Wie KI einen nahezu autonomen Cyberangriff startet
Anthropic berichtet über die Entdeckung einer hochkomplexen Spionagekampagne, bei der Angreifer das KI-Tool Claude Code manipulierten. Die mutmasslich staatlich geförderte chinesische Gruppe führte Cyberangriffe mit minimaler menschlicher Beteiligung durch.
Mitte September 2025 hat Anthropic nach eigenen Angaben verdächtige Aktivitäten in seinen Systemen festgestellt, die sich als ausgeklügelte Spionagekampagne entpuppten. Die Operation zielte laut dem Unternehmen auf etwa dreissig globale Systeme ab, darunter grosse Technologieunternehmen, Finanzinstitute, Chemieunternehmen und Regierungsbehörden.

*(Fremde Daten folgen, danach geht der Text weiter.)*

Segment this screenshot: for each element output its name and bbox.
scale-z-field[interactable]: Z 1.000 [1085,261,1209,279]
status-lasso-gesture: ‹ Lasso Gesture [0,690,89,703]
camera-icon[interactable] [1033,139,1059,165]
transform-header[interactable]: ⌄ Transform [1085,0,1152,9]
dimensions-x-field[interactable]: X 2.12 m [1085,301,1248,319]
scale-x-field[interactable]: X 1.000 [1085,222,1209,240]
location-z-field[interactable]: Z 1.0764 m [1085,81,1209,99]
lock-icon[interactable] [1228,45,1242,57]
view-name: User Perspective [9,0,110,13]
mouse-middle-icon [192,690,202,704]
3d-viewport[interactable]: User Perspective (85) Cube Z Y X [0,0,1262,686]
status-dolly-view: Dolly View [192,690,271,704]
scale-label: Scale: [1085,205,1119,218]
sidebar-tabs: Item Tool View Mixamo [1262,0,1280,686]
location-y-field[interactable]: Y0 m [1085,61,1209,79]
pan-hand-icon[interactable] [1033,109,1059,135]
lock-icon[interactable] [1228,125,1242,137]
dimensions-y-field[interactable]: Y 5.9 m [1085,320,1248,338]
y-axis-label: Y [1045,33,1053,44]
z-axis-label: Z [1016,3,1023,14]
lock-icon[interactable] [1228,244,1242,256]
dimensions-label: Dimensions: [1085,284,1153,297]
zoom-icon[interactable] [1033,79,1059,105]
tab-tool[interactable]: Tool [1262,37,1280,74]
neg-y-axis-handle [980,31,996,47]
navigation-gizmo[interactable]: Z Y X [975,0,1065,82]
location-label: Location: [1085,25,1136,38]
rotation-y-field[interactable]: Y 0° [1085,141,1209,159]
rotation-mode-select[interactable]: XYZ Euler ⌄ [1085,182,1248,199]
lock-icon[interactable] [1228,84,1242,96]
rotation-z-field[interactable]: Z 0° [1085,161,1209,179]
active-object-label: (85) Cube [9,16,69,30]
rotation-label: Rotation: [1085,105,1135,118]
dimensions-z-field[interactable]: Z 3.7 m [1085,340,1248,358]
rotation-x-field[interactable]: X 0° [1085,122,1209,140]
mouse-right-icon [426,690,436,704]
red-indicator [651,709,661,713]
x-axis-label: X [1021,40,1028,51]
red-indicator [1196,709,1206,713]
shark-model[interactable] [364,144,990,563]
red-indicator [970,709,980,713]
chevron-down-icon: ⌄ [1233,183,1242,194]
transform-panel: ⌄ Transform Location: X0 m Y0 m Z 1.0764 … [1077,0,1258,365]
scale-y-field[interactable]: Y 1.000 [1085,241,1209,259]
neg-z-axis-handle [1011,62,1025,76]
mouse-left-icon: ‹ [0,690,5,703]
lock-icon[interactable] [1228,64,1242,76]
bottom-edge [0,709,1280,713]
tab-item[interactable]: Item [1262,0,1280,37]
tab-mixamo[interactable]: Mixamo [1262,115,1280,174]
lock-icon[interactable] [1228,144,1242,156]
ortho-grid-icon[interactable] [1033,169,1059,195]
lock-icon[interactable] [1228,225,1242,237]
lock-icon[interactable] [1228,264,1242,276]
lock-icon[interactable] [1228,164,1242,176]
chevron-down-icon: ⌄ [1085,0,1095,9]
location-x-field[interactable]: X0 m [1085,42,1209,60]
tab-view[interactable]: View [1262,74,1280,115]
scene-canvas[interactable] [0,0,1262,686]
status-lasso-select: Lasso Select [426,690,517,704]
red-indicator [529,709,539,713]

Bei den Angreifern handle es sich mit hoher Wahrscheinlichkeit um eine staatlich geförderte chinesische Gruppe, so die Einschätzung von Anthropic. Das Besondere an dem Angriff: Die Cyberkriminellen manipulierten das Tool Claude Code, um die Attacken weitgehend autonom durchzuführen. "Wir gehen davon aus, dass dies der erste dokumentierte Fall eines gross angelegten Cyberangriffs ist, der ohne nennenswertes menschliches Eingreifen durchgeführt wurde", heisst es im Bericht.
Nach der Entdeckung habe Anthropic umgehend eine Untersuchung eingeleitet. Das Unternehmen sperrte laut eigenen Angaben identifizierte Konten, benachrichtigte betroffene Stellen und arbeitete eng mit Behörden zusammen. Die Angreifer konnten gemäss Anthropic 80 bis 90 Prozent der Kampagne mithilfe künstlicher Intelligenz durchführen, wobei menschliches Eingreifen nur an ungefähr vier bis sechs kritischen Entscheidungspunkten erforderlich war.
Über kleine Aufgaben zum grossen Angriff
Der Angriff habe drei zentrale Entwicklungen von KI-Modellen ausgenutzt: deren gestiegene Intelligenz zur Bewältigung komplexer Aufgaben, ihre Fähigkeit als autonome Agenten zu agieren sowie den Zugriff auf verschiedene Software-Werkzeuge, wie beispielsweise oft über das Model Context Protocol. Um Claude zur Durchführung der Angriffe zu bewegen, wendeten die Angreifer laut Bericht einen Jailbreak an. Dabei hätten sie ihre Attacken in kleine, scheinbar harmlose Aufgaben unterteilt und sich als Mitarbeiter eines Cybersicherheitsunternehmens ausgegeben.
In den weiteren Phasen des Angriffs untersuchte Claude Code laut Anthropic selbstständig die Systeme der Zielorganisationen, identifizierte wichtige Datenbanken und testete Sicherheitslücken. Das Tool entwickelte eigenen Exploit-Code, sammelte Zugangsdaten und extrahierte grosse Mengen privater Daten. "Claude konnte diese Aufklärung in einem Bruchteil der Zeit durchführen, die ein Team menschlicher Hacker benötigt hätte", erklärt Anthropic. Auf dem Höhepunkt des Cyberangriffs habe die KI Tausende von Anfragen gestellt, oft mehrere pro Sekunde.
Konsequenzen für die Cybersicherheit
Die Hürden für komplexe Cyberangriffe sind nach Einschätzung von Anthropic deutlich gesunken. Mit der richtigen Infrastruktur können Angreifer nun KI-gestützte Systeme nutzen, um die Arbeit ganzer Hacker-Teams zu erledigen. Dies ermögliche auch weniger erfahrenen Gruppen, potenziell gross angelegte Angriffe durchzuführen.
Anthropic betont jedoch, dass die gleichen Fähigkeiten, die Claude für Angriffe nutzbar machen, das Tool auch für die Cyberabwehr unverzichtbar machen. Das unternehmenseigene Threat-Intelligence-Team habe Claude intensiv zur Analyse der während der Untersuchung generierten Datenmengen eingesetzt.
Das Unternehmen empfiehlt Sicherheitsteams, KI zur Verteidigung in Bereichen wie der Automatisierung von Security Operations Centern, der Bedrohungserkennung und der Schwachstellenanalyse einzusetzen. Anthropic hat nach eigenen Angaben seine Erkennungsfähigkeiten erweitert und arbeitet kontinuierlich an neuen Methoden zur Untersuchung verteilter Angriffe.